When I expand the stack of thread 56,092, the most expensive tree of the stack shows that handleFunctionLikeMacro is responsible for 210 ms of a total of ~680 ms. Within handleFunctionLikeMacro, essentially all of the time is spent in QList::reserve and free (these two lines are selected below):

If I look at all of the data from that same thread (not just the most expensive branch of the tree), it is clear that handleFunctionLikeMacro is responsible for almost all of the cost (654 of 683 ms total):

I can dive a bit further and find the total cost of QList::reserve (345/683 ms):

and free (306 of 683 ms):

Note that the two images above show ALL calls to QList::reserve and free (not just calls made from handleFunctionLikeMacro.

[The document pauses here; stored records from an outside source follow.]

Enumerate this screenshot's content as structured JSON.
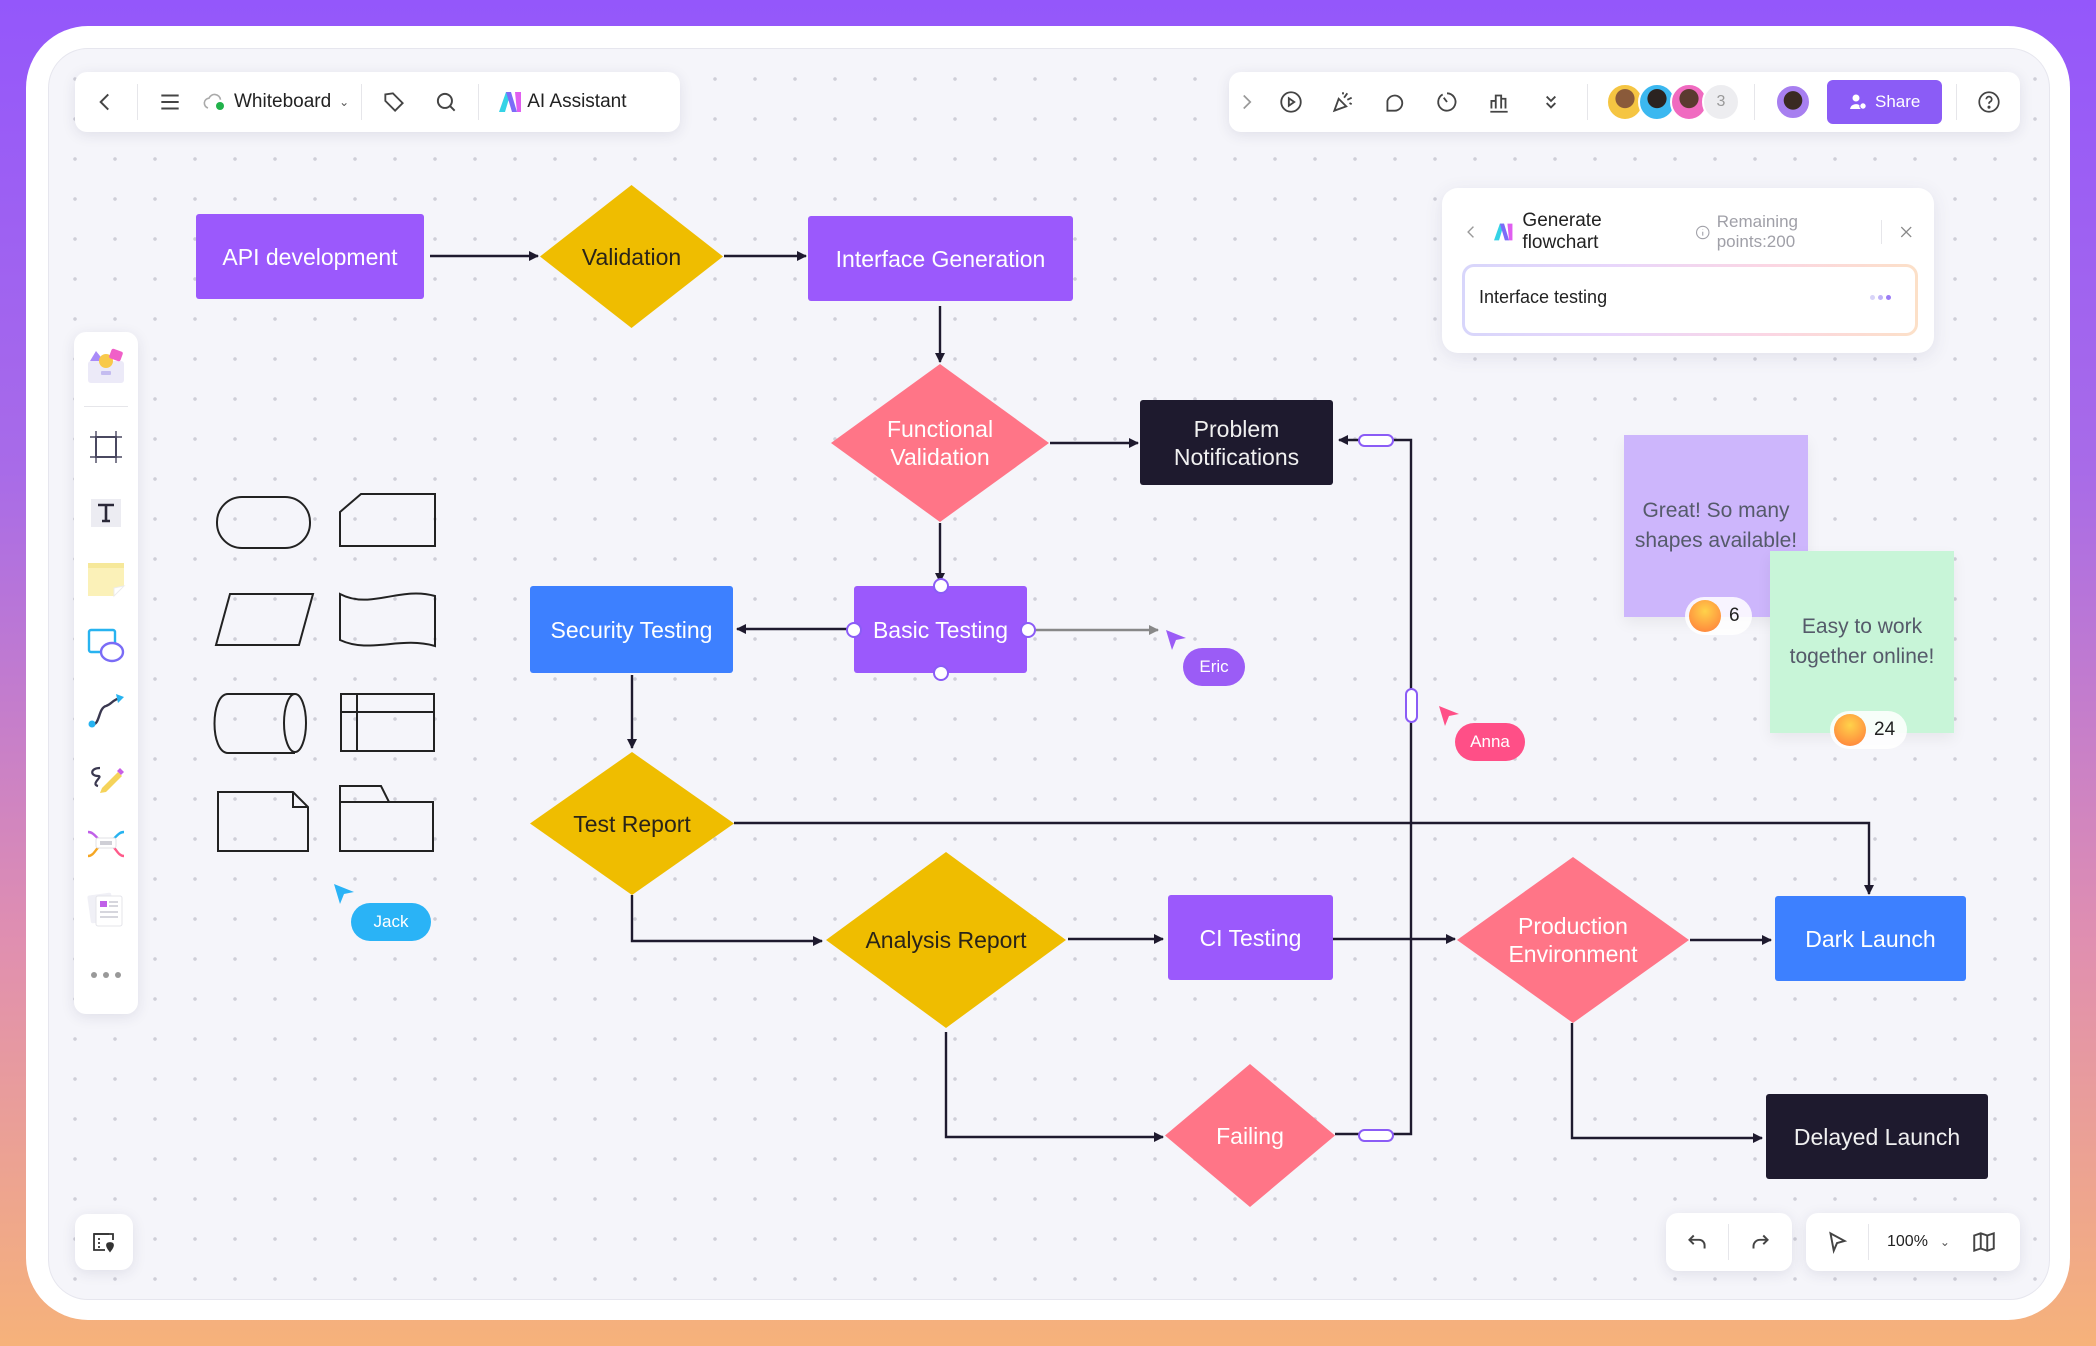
{
  "app": {
    "name": "Whiteboard"
  },
  "toolbar_left": {
    "back_icon": "chevron-left-icon",
    "menu_icon": "hamburger-menu-icon",
    "cloud_status": "synced",
    "title": "Whiteboard",
    "tag_icon": "tag-icon",
    "search_icon": "search-icon",
    "ai_label": "AI Assistant"
  },
  "toolbar_right": {
    "expand_icon": "chevron-right-icon",
    "tools": [
      "play-icon",
      "celebrate-icon",
      "comment-icon",
      "timer-icon",
      "vote-chart-icon",
      "more-chevrons-icon"
    ],
    "collaborators_extra_count": "3",
    "share_label": "Share",
    "help_icon": "help-icon"
  },
  "ai_panel": {
    "title": "Generate flowchart",
    "remaining": "Remaining points:200",
    "input_value": "Interface testing"
  },
  "left_toolbar": {
    "tools": [
      "templates",
      "frame",
      "text",
      "sticky-note",
      "shapes",
      "connector",
      "pen",
      "mindmap",
      "document",
      "more"
    ]
  },
  "flowchart": {
    "nodes": {
      "api": "API development",
      "validation": "Validation",
      "interface_gen": "Interface Generation",
      "functional_validation": "Functional Validation",
      "problem_notifications": "Problem Notifications",
      "basic_testing": "Basic Testing",
      "security_testing": "Security Testing",
      "test_report": "Test Report",
      "analysis_report": "Analysis Report",
      "ci_testing": "CI Testing",
      "production_env": "Production Environment",
      "dark_launch": "Dark Launch",
      "delayed_launch": "Delayed Launch",
      "failing": "Failing"
    },
    "colors": {
      "purple": "#9b59fc",
      "yellow": "#efbd00",
      "pink": "#ff7587",
      "blue": "#3d80ff",
      "dark": "#1e1a2e"
    }
  },
  "sticky_notes": [
    {
      "text": "Great! So many shapes available!",
      "color": "#cdb6fc",
      "reaction_count": "6"
    },
    {
      "text": "Easy to work together online!",
      "color": "#c8f5d8",
      "reaction_count": "24"
    }
  ],
  "cursors": [
    {
      "name": "Jack",
      "color": "#2ab3f6"
    },
    {
      "name": "Eric",
      "color": "#9b5cf6"
    },
    {
      "name": "Anna",
      "color": "#ff4f87"
    }
  ],
  "bottom_bar": {
    "zoom": "100%"
  }
}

But clearly it is the calls from within handleFunctionLikeMacro that are the problem.

It does not appear to me that the thread pool used by the cpptools plugin is making any attempt to use separate heaps for each of the threads it creates. Therefore it is not surprising that frequently allocating and deallocating a large chunk of memory from different threads will result in a large amount of contention.

Since handleFunctionLikeMacro isn't called recursively, I think this problem could be solved by adding a QVector<PPToken> member (or a pointer to a QVector) to the Preprocessor class. That would avoid the need to (possibly) allocate and deallocate this large amount of memory for each token that is processed by lex.

My colleagues with 8 core/16 thread CPUs (and otherwise similar hardware) have not reported the same sluggishness of QtC that I observe. That's not surprising if I'm right in my analysis of the problem. Since 16 core machines are pretty rare, I have not attempted to reproduce the problem using a project that is publicly available. But I can reproduce what I described above on my own machine and I have collected other traces that show similar results.